Graphical evaluation for cardiovascular safety data in clinical trials

Presented: Thursday, July 17, 2008
Speaker: Ihab G. Girgis; Johnson & Johnson Pharmaceutical R&D

Detecting drug-induced effect on cardiac repolarization or QT interval  is a closely monitored safety element in drug development and more recently, it is thoroughly scrutinized in regulatory submissions. Length of the QT intervals can be influenced by a number of covariates, such as, heart rate (HR), RR interval (RR= 60/HR), gender, and natural circadian rhythm.

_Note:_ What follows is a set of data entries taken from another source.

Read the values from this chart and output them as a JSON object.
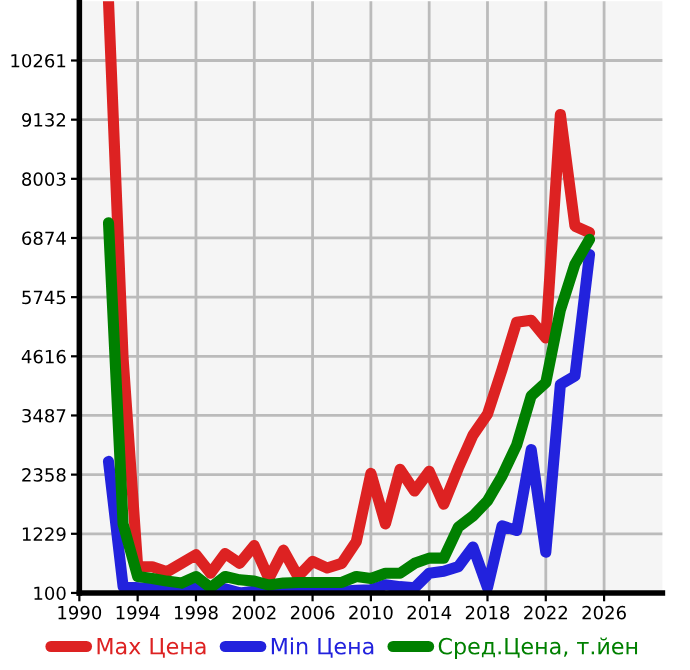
{
  "chart_data": {
    "type": "line",
    "x": [
      1992,
      1993,
      1994,
      1995,
      1996,
      1997,
      1998,
      1999,
      2000,
      2001,
      2002,
      2003,
      2004,
      2005,
      2006,
      2007,
      2008,
      2009,
      2010,
      2011,
      2012,
      2013,
      2014,
      2015,
      2016,
      2017,
      2018,
      2019,
      2020,
      2021,
      2022,
      2023,
      2024,
      2025
    ],
    "series": [
      {
        "name": "Max Цена",
        "color": "#dd2222",
        "values": [
          11390,
          4580,
          600,
          600,
          503,
          665,
          828,
          476,
          853,
          665,
          1003,
          375,
          916,
          414,
          702,
          577,
          665,
          1078,
          2383,
          1417,
          2458,
          2045,
          2421,
          1793,
          2483,
          3110,
          3513,
          4365,
          5268,
          5305,
          4967,
          9230,
          7100,
          6975
        ]
      },
      {
        "name": "Min Цена",
        "color": "#2222dd",
        "values": [
          2610,
          225,
          200,
          180,
          160,
          120,
          190,
          100,
          180,
          100,
          130,
          100,
          100,
          120,
          120,
          110,
          130,
          150,
          160,
          255,
          220,
          200,
          476,
          514,
          602,
          978,
          200,
          1380,
          1292,
          2835,
          878,
          4077,
          4240,
          6560
        ]
      },
      {
        "name": "Сред.Цена, т.йен",
        "color": "#008000",
        "values": [
          7163,
          1417,
          414,
          375,
          326,
          288,
          414,
          200,
          414,
          351,
          326,
          250,
          288,
          300,
          300,
          300,
          300,
          414,
          375,
          476,
          476,
          665,
          765,
          765,
          1355,
          1568,
          1857,
          2333,
          2922,
          3863,
          4114,
          5500,
          6372,
          6847
        ]
      }
    ],
    "xlim": [
      1990,
      2030
    ],
    "xticks": [
      1990,
      1994,
      1998,
      2002,
      2006,
      2010,
      2014,
      2018,
      2022,
      2026
    ],
    "ylim": [
      100,
      11390
    ],
    "yticks": [
      100,
      1229,
      2358,
      3487,
      4616,
      5745,
      6874,
      8003,
      9132,
      10261
    ],
    "grid": true,
    "legend": "bottom",
    "marker": "none",
    "line_style": "solid"
  }
}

There are other unknown factors that influence this interval, making it highly variable across population and the analysis of such data is complex. In order to evaluate the effect of drug on QT interval, accurate modeling of drug-free baseline QT becomes an important first step; the changes to this baseline model after the administration of investigational drug will reflect the effect of the investigational drug on the QT/QTc interval.

This work focuses on the graphical evaluation of baseline QT clinical data and its modeling. A hierarchical Bayesian approach has been used. The QT-RR relationship is explored using various models and performance of the models is evaluated  in comparison to well-known correlation methods (Bazett, Fridericia, Framingham, Hodge and individual correction). Finally, diverse nonlinear functions, ranging from a simple cosine function to multi-harmonics Fourier series are tested to describe the circadian rhythm effect.


girgis
Ihab G. Girgis,
Johnson & Johnson
Pharmaceutical R&D

Ihab G. Girgis received his M.Sc. in Applied Mathematics in 1997 and Ph.D. in Engineering in 2000 from Brown University, with strong emphasis on numerical computation, modeling, and simulation. He joined Princeton University as a Post Doctoral Fellow, until 2001, when he was appointed Research Staff Scientist and then a Lecturer of Engineering at Princeton University. His research interests include Biostatistics, Structural and Statistical Modeling of Biological Systems, Pharmacokinetics & Pharmacodynamics, and Computational Fluid Mechanics. He is currently a Principal Scientist in the Advanced Modeling and Simulation group at Johnson & Johnson Pharmaceutical Research & Development. Ihab is a full member in the American Society for Clinical Pharmacology and Therapeutics and an Associate Fellow of the American Institute of Aeronautics and Astronautics.